Growers face significant and increasing problems in maintaining effective disease control. A diseased crop may be saved by treating it with fungicide. But - apart from the cost - the effectiveness of fungicides is falling, and there are legislative and environmental pressures to reduce their use.
'At the same time, factory crop-production methods favour epidemic disease development,' said Stephen Holmes, general manager of Adgen Diagnostic Services, a company set up last month by the Scottish Agricultural College in Ayr to market the new test kits.
At present, diagnosing fungal diseases involves sending a sample to be grown in a laboratory, a process that can take up to two weeks. 'The crop will probably be in the skip by the time the result is obtained,' Dr Holmes said.
Using the Adgen kits, growers will be able to monitor the level of fungal pathogens in their crops very closely. A two-year research programme carried out by the Scottish Agricultural College to validate the kits, which are manufactured by Neogen Corporation in the US, showed that in many cases the fungus was detected before the plants exhibited any signs of damage.
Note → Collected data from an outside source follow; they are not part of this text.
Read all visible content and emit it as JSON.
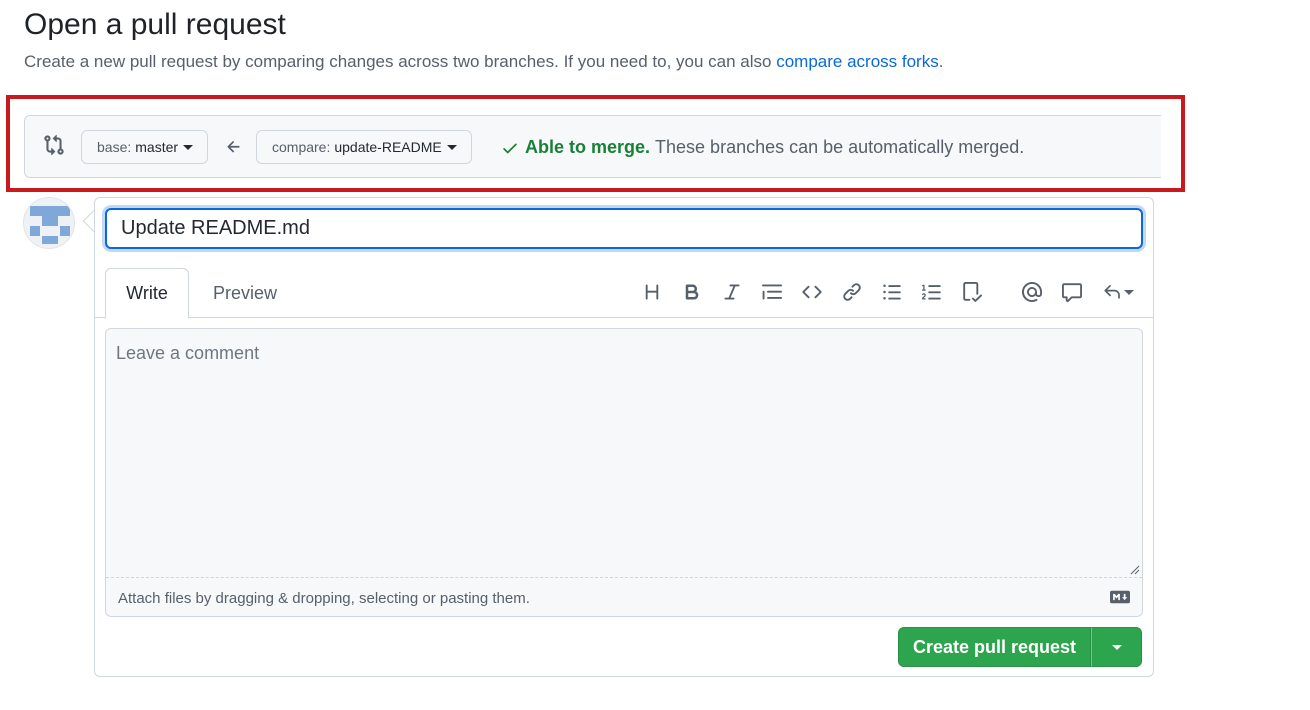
{
  "header": {
    "title": "Open a pull request",
    "description": "Create a new pull request by comparing changes across two branches. If you need to, you can also ",
    "link_text": "compare across forks",
    "period": "."
  },
  "range": {
    "base_prefix": "base:",
    "base_branch": "master",
    "compare_prefix": "compare:",
    "compare_branch": "update-README",
    "merge_status": "Able to merge.",
    "merge_detail": "These branches can be automatically merged."
  },
  "form": {
    "title_value": "Update README.md",
    "tabs": [
      "Write",
      "Preview"
    ],
    "comment_placeholder": "Leave a comment",
    "attach_text": "Attach files by dragging & dropping, selecting or pasting them.",
    "submit_label": "Create pull request"
  },
  "toolbar_icons": [
    "heading-icon",
    "bold-icon",
    "italic-icon",
    "quote-icon",
    "code-icon",
    "link-icon",
    "unordered-list-icon",
    "ordered-list-icon",
    "task-list-icon",
    "mention-icon",
    "reference-icon",
    "saved-replies-icon"
  ],
  "colors": {
    "link": "#0969da",
    "success": "#1a7f37",
    "submit": "#2da44e",
    "highlight": "#c8191c",
    "focus": "#0969da"
  }
}
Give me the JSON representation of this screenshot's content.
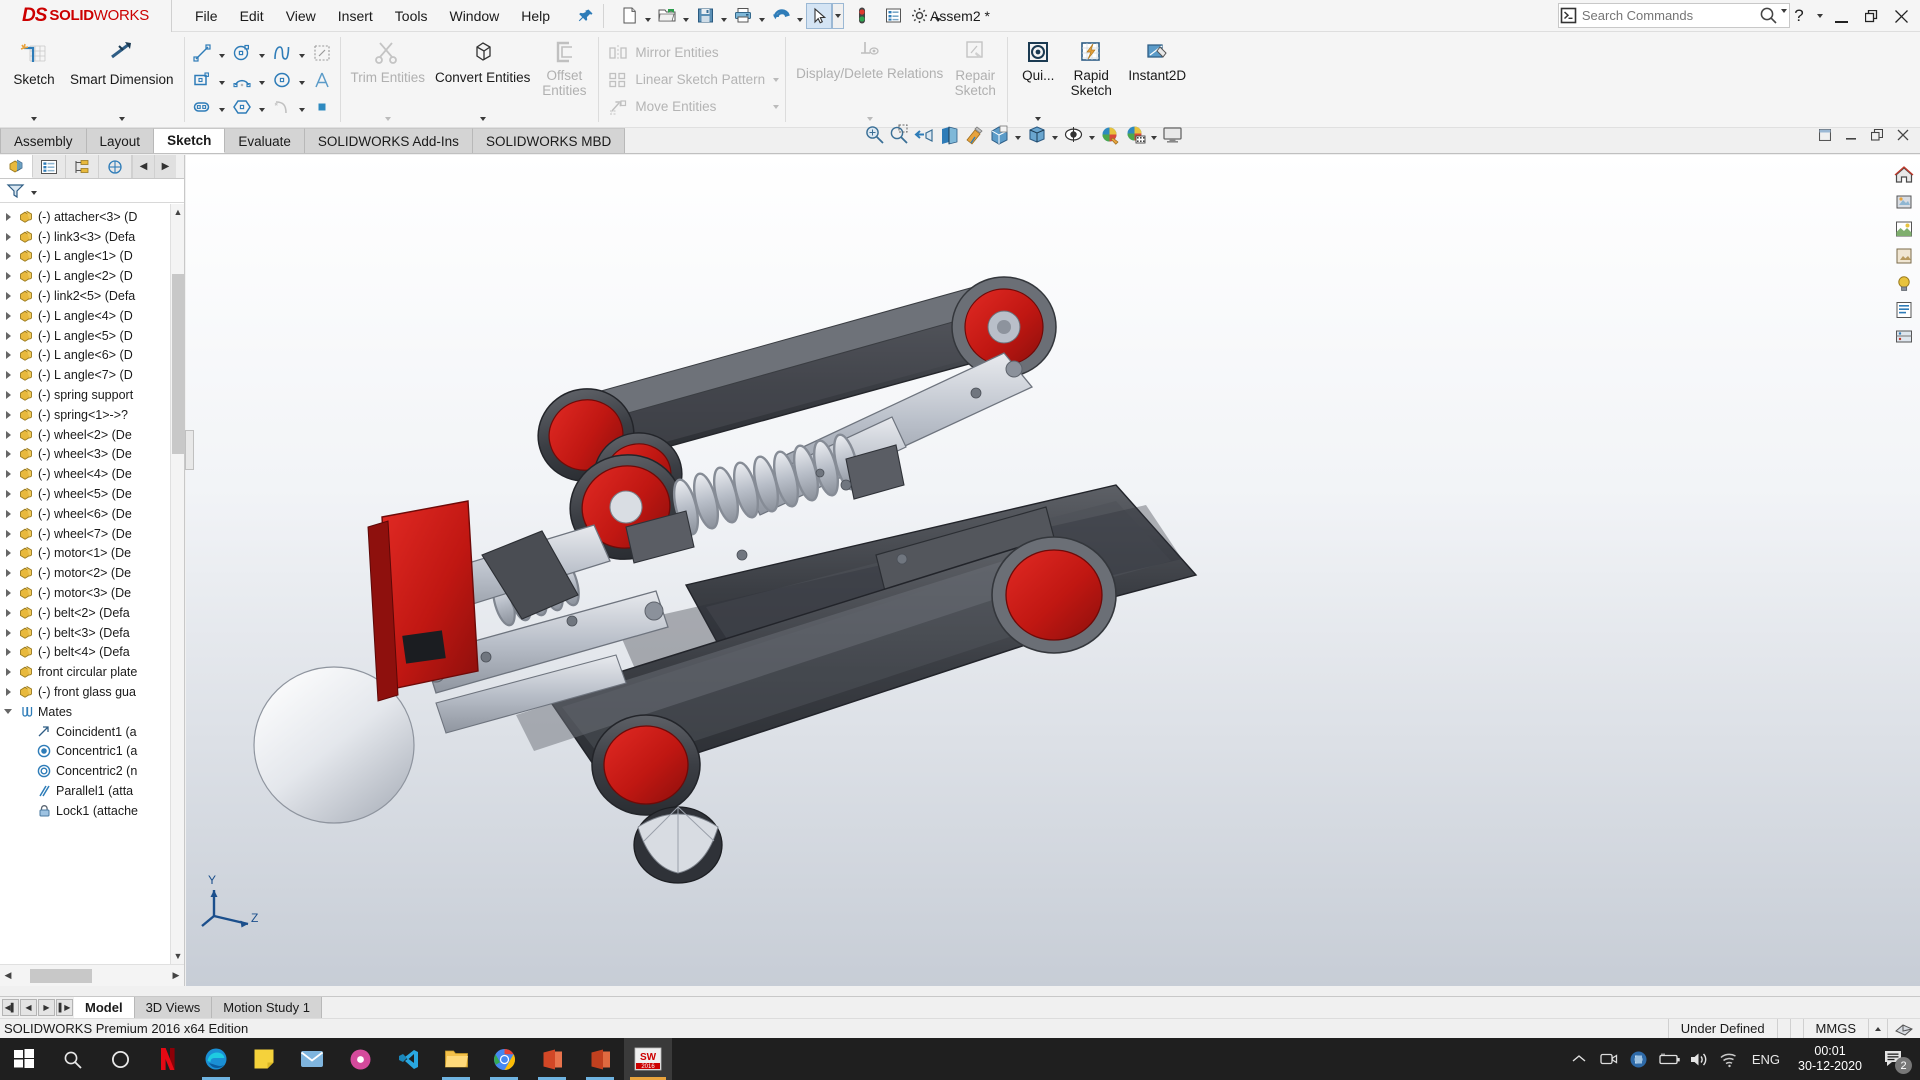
{
  "app": {
    "brand_ds": "DS",
    "brand_solid": "SOLID",
    "brand_works": "WORKS",
    "document_title": "Assem2 *",
    "brand_color": "#cc0000"
  },
  "menu": {
    "items": [
      {
        "label": "File"
      },
      {
        "label": "Edit"
      },
      {
        "label": "View"
      },
      {
        "label": "Insert"
      },
      {
        "label": "Tools"
      },
      {
        "label": "Window"
      },
      {
        "label": "Help"
      }
    ]
  },
  "quick_access": {
    "buttons": [
      {
        "name": "new-document",
        "icon": "new-doc-icon"
      },
      {
        "name": "open-document",
        "icon": "open-folder-icon"
      },
      {
        "name": "save-document",
        "icon": "save-disk-icon"
      },
      {
        "name": "print-document",
        "icon": "printer-icon"
      },
      {
        "name": "undo",
        "icon": "undo-arrow-icon"
      },
      {
        "name": "select",
        "icon": "cursor-arrow-icon"
      },
      {
        "name": "rebuild",
        "icon": "traffic-light-icon"
      },
      {
        "name": "options-list",
        "icon": "list-properties-icon"
      },
      {
        "name": "options",
        "icon": "gear-icon"
      }
    ]
  },
  "search": {
    "placeholder": "Search Commands",
    "value": ""
  },
  "window_controls": {
    "help": "?",
    "minimize": "—",
    "restore": "❐",
    "close": "✕"
  },
  "ribbon": {
    "groups": [
      {
        "name": "sketch-group",
        "big_buttons": [
          {
            "label": "Sketch",
            "icon": "sketch-icon",
            "enabled": true,
            "has_dropdown": true
          },
          {
            "label": "Smart Dimension",
            "icon": "smart-dimension-icon",
            "enabled": true,
            "has_dropdown": true
          }
        ]
      },
      {
        "name": "entities-grid",
        "mini_rows": [
          [
            {
              "icon": "line-icon",
              "dropdown": true
            },
            {
              "icon": "circle-icon",
              "dropdown": true
            },
            {
              "icon": "spline-icon",
              "dropdown": true
            },
            {
              "icon": "trim-mirror-icon",
              "dropdown": false
            }
          ],
          [
            {
              "icon": "rectangle-icon",
              "dropdown": true
            },
            {
              "icon": "arc-icon",
              "dropdown": true
            },
            {
              "icon": "ellipse-icon",
              "dropdown": true
            },
            {
              "icon": "text-icon",
              "dropdown": false
            }
          ],
          [
            {
              "icon": "slot-icon",
              "dropdown": true
            },
            {
              "icon": "polygon-icon",
              "dropdown": true
            },
            {
              "icon": "fillet-icon",
              "dropdown": true
            },
            {
              "icon": "point-icon",
              "dropdown": false
            }
          ]
        ]
      },
      {
        "name": "edit-group",
        "big_buttons": [
          {
            "label": "Trim Entities",
            "icon": "trim-entities-icon",
            "enabled": false,
            "has_dropdown": true
          },
          {
            "label": "Convert Entities",
            "icon": "convert-entities-icon",
            "enabled": true,
            "has_dropdown": true
          },
          {
            "label": "Offset Entities",
            "icon": "offset-entities-icon",
            "enabled": false,
            "has_dropdown": false
          }
        ]
      },
      {
        "name": "pattern-group",
        "text_rows": [
          {
            "label": "Mirror Entities",
            "icon": "mirror-entities-icon",
            "enabled": false,
            "dropdown": false
          },
          {
            "label": "Linear Sketch Pattern",
            "icon": "linear-pattern-icon",
            "enabled": false,
            "dropdown": true
          },
          {
            "label": "Move Entities",
            "icon": "move-entities-icon",
            "enabled": false,
            "dropdown": true
          }
        ]
      },
      {
        "name": "relations-group",
        "big_buttons": [
          {
            "label": "Display/Delete Relations",
            "icon": "display-delete-relations-icon",
            "enabled": false,
            "has_dropdown": true
          },
          {
            "label": "Repair Sketch",
            "icon": "repair-sketch-icon",
            "enabled": false,
            "has_dropdown": false
          }
        ]
      },
      {
        "name": "quick-group",
        "big_buttons": [
          {
            "label": "Qui...",
            "icon": "quick-snaps-icon",
            "enabled": true,
            "has_dropdown": true
          },
          {
            "label": "Rapid Sketch",
            "icon": "rapid-sketch-icon",
            "enabled": true,
            "has_dropdown": false
          },
          {
            "label": "Instant2D",
            "icon": "instant2d-icon",
            "enabled": true,
            "has_dropdown": false
          }
        ]
      }
    ]
  },
  "command_tabs": {
    "items": [
      {
        "label": "Assembly",
        "selected": false
      },
      {
        "label": "Layout",
        "selected": false
      },
      {
        "label": "Sketch",
        "selected": true
      },
      {
        "label": "Evaluate",
        "selected": false
      },
      {
        "label": "SOLIDWORKS Add-Ins",
        "selected": false
      },
      {
        "label": "SOLIDWORKS MBD",
        "selected": false
      }
    ]
  },
  "view_toolbar": {
    "buttons": [
      {
        "name": "zoom-to-fit-icon",
        "dropdown": false
      },
      {
        "name": "zoom-to-area-icon",
        "dropdown": false
      },
      {
        "name": "previous-view-icon",
        "dropdown": false
      },
      {
        "name": "section-view-icon",
        "dropdown": false
      },
      {
        "name": "view-orientation-paint-icon",
        "dropdown": false
      },
      {
        "name": "view-orientation-icon",
        "dropdown": true
      },
      {
        "name": "display-style-icon",
        "dropdown": true
      },
      {
        "name": "hide-show-items-icon",
        "dropdown": true
      },
      {
        "name": "edit-appearance-icon",
        "dropdown": false
      },
      {
        "name": "apply-scene-icon",
        "dropdown": true
      },
      {
        "name": "view-settings-icon",
        "dropdown": false
      }
    ],
    "window_buttons": [
      "restore-down-icon",
      "minimize-icon",
      "maximize-icon",
      "close-icon"
    ]
  },
  "feature_manager": {
    "tabs": [
      {
        "name": "feature-manager-tree-tab",
        "icon": "assembly-tree-icon",
        "selected": true
      },
      {
        "name": "property-manager-tab",
        "icon": "property-list-icon",
        "selected": false
      },
      {
        "name": "configuration-manager-tab",
        "icon": "configuration-icon",
        "selected": false
      },
      {
        "name": "display-manager-tab",
        "icon": "display-manager-icon",
        "selected": false
      }
    ],
    "filter_icon": "filter-funnel-icon",
    "tree": [
      {
        "label": "(-) attacher<3> (D",
        "icon": "component-icon",
        "expandable": true,
        "indent": 0
      },
      {
        "label": "(-) link3<3> (Defa",
        "icon": "component-icon",
        "expandable": true,
        "indent": 0
      },
      {
        "label": "(-) L angle<1> (D",
        "icon": "component-icon",
        "expandable": true,
        "indent": 0
      },
      {
        "label": "(-) L angle<2> (D",
        "icon": "component-icon",
        "expandable": true,
        "indent": 0
      },
      {
        "label": "(-) link2<5> (Defa",
        "icon": "component-icon",
        "expandable": true,
        "indent": 0
      },
      {
        "label": "(-) L angle<4> (D",
        "icon": "component-icon",
        "expandable": true,
        "indent": 0
      },
      {
        "label": "(-) L angle<5> (D",
        "icon": "component-icon",
        "expandable": true,
        "indent": 0
      },
      {
        "label": "(-) L angle<6> (D",
        "icon": "component-icon",
        "expandable": true,
        "indent": 0
      },
      {
        "label": "(-) L angle<7> (D",
        "icon": "component-icon",
        "expandable": true,
        "indent": 0
      },
      {
        "label": "(-) spring support",
        "icon": "component-icon",
        "expandable": true,
        "indent": 0
      },
      {
        "label": "(-) spring<1>->?",
        "icon": "component-icon",
        "expandable": true,
        "indent": 0
      },
      {
        "label": "(-) wheel<2> (De",
        "icon": "component-icon",
        "expandable": true,
        "indent": 0
      },
      {
        "label": "(-) wheel<3> (De",
        "icon": "component-icon",
        "expandable": true,
        "indent": 0
      },
      {
        "label": "(-) wheel<4> (De",
        "icon": "component-icon",
        "expandable": true,
        "indent": 0
      },
      {
        "label": "(-) wheel<5> (De",
        "icon": "component-icon",
        "expandable": true,
        "indent": 0
      },
      {
        "label": "(-) wheel<6> (De",
        "icon": "component-icon",
        "expandable": true,
        "indent": 0
      },
      {
        "label": "(-) wheel<7> (De",
        "icon": "component-icon",
        "expandable": true,
        "indent": 0
      },
      {
        "label": "(-) motor<1> (De",
        "icon": "component-icon",
        "expandable": true,
        "indent": 0
      },
      {
        "label": "(-) motor<2> (De",
        "icon": "component-icon",
        "expandable": true,
        "indent": 0
      },
      {
        "label": "(-) motor<3> (De",
        "icon": "component-icon",
        "expandable": true,
        "indent": 0
      },
      {
        "label": "(-) belt<2> (Defa",
        "icon": "component-icon",
        "expandable": true,
        "indent": 0
      },
      {
        "label": "(-) belt<3> (Defa",
        "icon": "component-icon",
        "expandable": true,
        "indent": 0
      },
      {
        "label": "(-) belt<4> (Defa",
        "icon": "component-icon",
        "expandable": true,
        "indent": 0
      },
      {
        "label": "front circular plate",
        "icon": "component-icon",
        "expandable": true,
        "indent": 0
      },
      {
        "label": "(-) front glass gua",
        "icon": "component-icon",
        "expandable": true,
        "indent": 0
      },
      {
        "label": "Mates",
        "icon": "mates-folder-icon",
        "expandable": true,
        "expanded": true,
        "indent": 0
      },
      {
        "label": "Coincident1 (a",
        "icon": "coincident-mate-icon",
        "expandable": false,
        "indent": 1
      },
      {
        "label": "Concentric1 (a",
        "icon": "concentric-mate-icon",
        "expandable": false,
        "indent": 1
      },
      {
        "label": "Concentric2 (n",
        "icon": "concentric-mate-icon",
        "expandable": false,
        "indent": 1
      },
      {
        "label": "Parallel1 (atta",
        "icon": "parallel-mate-icon",
        "expandable": false,
        "indent": 1
      },
      {
        "label": "Lock1 (attache",
        "icon": "lock-mate-icon",
        "expandable": false,
        "indent": 1
      }
    ]
  },
  "viewport": {
    "triad_labels": {
      "y": "Y",
      "z": "Z"
    },
    "right_tools": [
      {
        "name": "home-view-icon"
      },
      {
        "name": "appearances-icon"
      },
      {
        "name": "scenes-icon"
      },
      {
        "name": "decals-icon"
      },
      {
        "name": "lights-cameras-icon"
      },
      {
        "name": "custom-properties-icon"
      },
      {
        "name": "display-states-icon"
      }
    ]
  },
  "bottom_tabs": {
    "nav": [
      "first-page-icon",
      "previous-page-icon",
      "next-page-icon",
      "last-page-icon"
    ],
    "items": [
      {
        "label": "Model",
        "selected": true
      },
      {
        "label": "3D Views",
        "selected": false
      },
      {
        "label": "Motion Study 1",
        "selected": false
      }
    ]
  },
  "status_bar": {
    "left_text": "SOLIDWORKS Premium 2016 x64 Edition",
    "state": "Under Defined",
    "units": "MMGS",
    "units_caret": "▲",
    "editor_icon": "edit-part-icon"
  },
  "taskbar": {
    "start_icon": "windows-start-icon",
    "search_icon": "search-icon",
    "cortana_icon": "cortana-circle-icon",
    "apps": [
      {
        "name": "netflix-app",
        "glyph": "N",
        "color": "#e50914",
        "state": "none"
      },
      {
        "name": "edge-browser-app",
        "glyph": "e",
        "color": "#0c7dbb",
        "state": "open"
      },
      {
        "name": "sticky-notes-app",
        "glyph": "",
        "color": "#f5d23b",
        "state": "none"
      },
      {
        "name": "mail-app",
        "glyph": "",
        "color": "#6aa9d8",
        "state": "none"
      },
      {
        "name": "photos-app",
        "glyph": "",
        "color": "#d44a9c",
        "state": "none"
      },
      {
        "name": "vscode-app",
        "glyph": "",
        "color": "#29a7e0",
        "state": "none"
      },
      {
        "name": "file-explorer-app",
        "glyph": "",
        "color": "#f3c04a",
        "state": "open"
      },
      {
        "name": "chrome-browser-app",
        "glyph": "",
        "color": "#4688f1",
        "state": "open"
      },
      {
        "name": "office-app-one",
        "glyph": "",
        "color": "#d24726",
        "state": "open"
      },
      {
        "name": "office-app-two",
        "glyph": "",
        "color": "#d24726",
        "state": "open"
      },
      {
        "name": "solidworks-app",
        "glyph": "SW",
        "color": "#cc0000",
        "state": "active",
        "sublabel": "2016"
      }
    ],
    "tray": {
      "show_hidden": "show-hidden-icons-icon",
      "icons": [
        {
          "name": "screen-recorder-icon"
        },
        {
          "name": "dolby-audio-icon"
        },
        {
          "name": "battery-icon"
        },
        {
          "name": "volume-speaker-icon"
        },
        {
          "name": "wifi-icon"
        }
      ],
      "language": "ENG",
      "time": "00:01",
      "date": "30-12-2020",
      "notification_count": "2"
    }
  }
}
'This means growers do not have to apply fungicides 'just in case',' said Andrew Jackson, Adgen's plant pathologist. If a pathogen is detected, the appropriate fungicide can be used.
Plants can be tested at any point from propagation to point of sale, so garden centres can check plants for disease as they are delivered.
The kits, for which Adgen has sole European marketing rights, will detect phytophthora infestans (best known as potato blight), and pythium and rhizoctonia, which cause rot in the roots and base of the stem, and can afflict most horticultural crops, from geraniums to tomatoes and soft fruit.
There are several species of the three pathogens, and the symptoms are different in each crop. All can lead to complete crop loss, or affect the appearance of bedding plants and ornamentals, making them unsaleable. The kits contain antibodies that will bind only to the antigens produced by a specific fungus.
When this binding takes place, an enzyme is generated that produces a colour reaction. The deeper the colour, the more fungus is present. Colour intensity can be assessed on a scale from 1 to 100 on a meter, allowing growers to judge the extent of disease and measure the effectiveness of any treatment by repeating the test, say, a week later. Tests cost about pounds 12 each, and no special training is needed to use them.
Adgen also sells a kit for detecting the three main fungal diseases affecting grass - dollar spot, pythium and brown patch. Dr Jackson says this could be used in the management of all kinds of leisure grass, from golf courses to public parks.
The company is the agent for the Central Science Laboratory of the Ministry of Agriculture, Fisheries and Foods, which has developed tests for plant pathogens over the past five years, producing antibodies to cereal, potato and sugar-beet viruses.